Por todo ello, el techo policromado ha sido llamado la “Capilla Sixtina del Paleolítico”. No porque se parezca en estilo, sino porque representa la cima de una forma de arte en su tiempo.
Después de Altamira, todo es decadencia.
Pablo Picasso (1.990)

Del apogeo turístico al cierre de la cueva
Durante el siglo XX, Altamira se convirtió en un imán para visitantes. Científicos, artistas y turistas de todo el mundo acudían a contemplar sus pinturas. Pero ese éxito tuvo un precio: la humedad, el calor corporal y el CO₂ de los turistas creaban un microclima que empezaron a dañar gravemente las pinturas.

En 1977 la cueva cerró por primera vez, y tras varios intentos de reapertura con acceso limitado, en 2002 se tomó la decisión definitiva: cerrarla al público para garantizar su preservación. Hoy, solo unos poquísimos afortunados, escogidos por sorteo dentro de un programa experimental, han podido entrar en la cueva original.

La Neocueva: un segundo nacimiento
La clausura de la cueva original no significó el fin de la experiencia.
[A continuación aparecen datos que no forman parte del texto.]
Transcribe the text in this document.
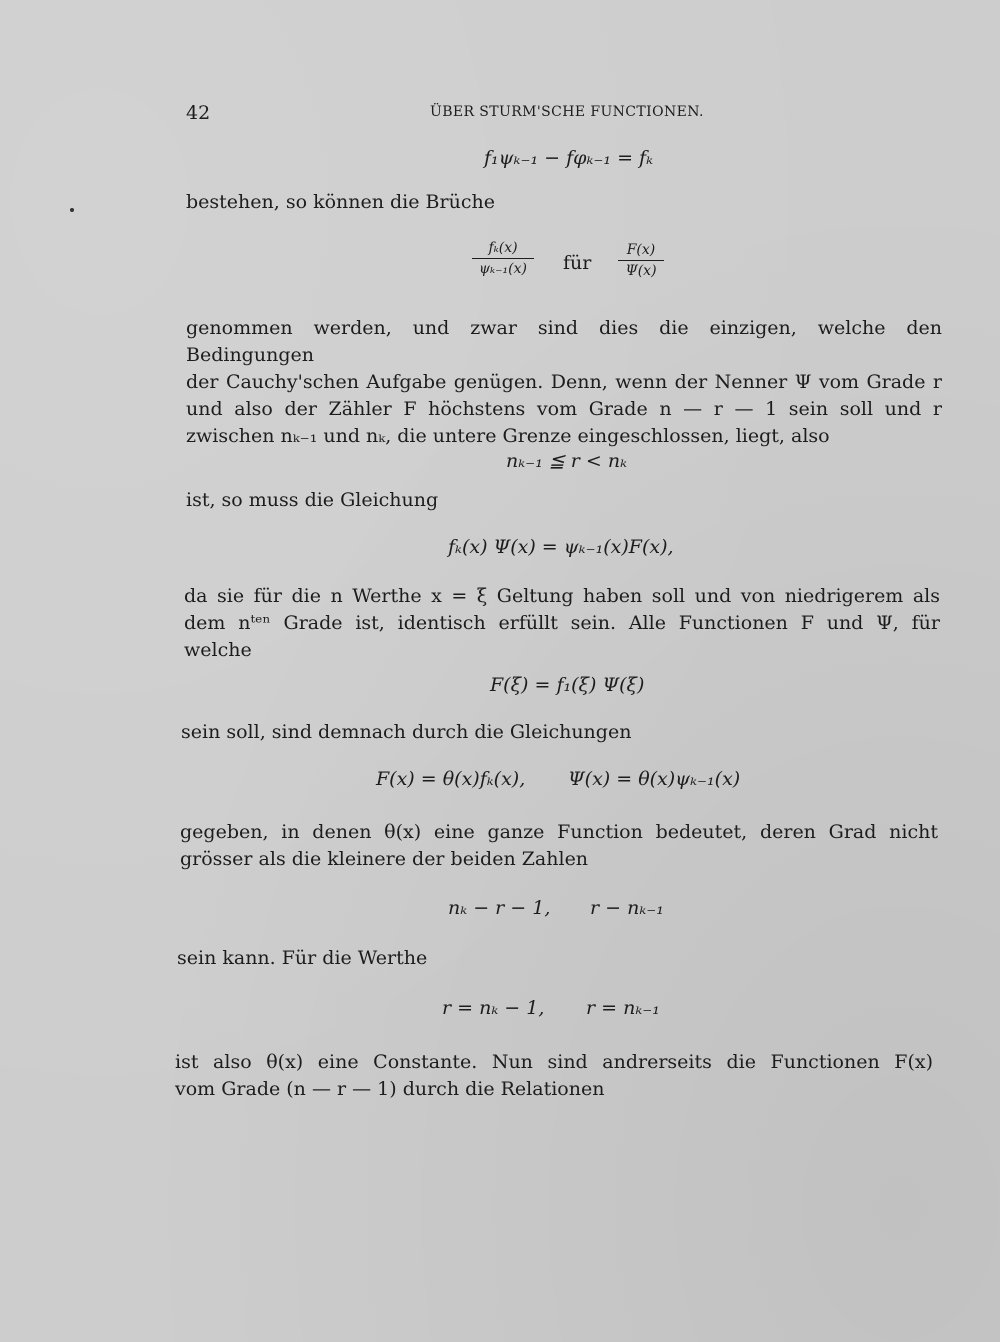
42	ÜBER STURM'SCHE FUNCTIONEN.
f₁ψₖ₋₁ − fφₖ₋₁ = fₖ
bestehen, so können die Brüche
$\frac{\text{fₖ(x)}}{\text{ψₖ₋₁(x)}}$ für $\frac{F(x)}{\Psi(x)}$
genommen werden, und zwar sind dies die einzigen, welche den Bedingungen
der Cauchy'schen Aufgabe genügen. Denn, wenn der Nenner Ψ vom Grade r
und also der Zähler F höchstens vom Grade n — r — 1 sein soll und r
zwischen nₖ₋₁ und nₖ, die untere Grenze eingeschlossen, liegt, also
nₖ₋₁ ≦ r < nₖ
ist, so muss die Gleichung
fₖ(x) Ψ(x) = ψₖ₋₁(x)F(x),
da sie für die n Werthe x = ξ Geltung haben soll und von niedrigerem als
dem nᵗᵉⁿ Grade ist, identisch erfüllt sein. Alle Functionen F und Ψ, für
welche
F(ξ) = f₁(ξ) Ψ(ξ)
sein soll, sind demnach durch die Gleichungen
F(x) = θ(x)fₖ(x), Ψ(x) = θ(x)ψₖ₋₁(x)
gegeben, in denen θ(x) eine ganze Function bedeutet, deren Grad nicht
grösser als die kleinere der beiden Zahlen
nₖ − r − 1, r − nₖ₋₁
sein kann. Für die Werthe
r = nₖ − 1, r = nₖ₋₁
ist also θ(x) eine Constante. Nun sind andrerseits die Functionen F(x)
vom Grade (n — r — 1) durch die Relationen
En el Museo Nacional y Centro de Investigación de Altamira, situado junto a la entrada original, se creó la Neocueva, una reproducción exacta del techo y de parte de las galerías. El trabajo fue minucioso: artesanos, pintores y especialistas en arqueología trabajaron durante años para lograr que la copia reprodujera fielmente el relieve, los pigmentos y la atmósfera del lugar.

Hoy, la Neocueva es el modo más cercano de experimentar lo que vio María en 1879. Al caminar bajo su techo, con la iluminación tenue y las figuras en movimiento, se tiene la extraña sensación de retroceder miles de años y compartir un espacio común con los primeros artistas de la humanidad.

Una parada imprescindible en Cantabria
Si planeas una ruta por Cantabria, como la que hicimios nosotros, la visita a Altamira y su Neocueva es obligatoria. Está a las afueras de Santillana del Mar, uno de los pueblos más bonitos de España, así que el plan es redondo: arte prehistórico por la mañana, paseo por calles empedradas por la tarde.

Y sí, aunque no entres en la cueva original, la experiencia no decepciona. Es más, sales con la extraña certeza de haber compartido un rato con aquellos artistas que, hace miles de años, decidieron dejar un mensaje en la roca. Un mensaje que sigue hablándonos hoy.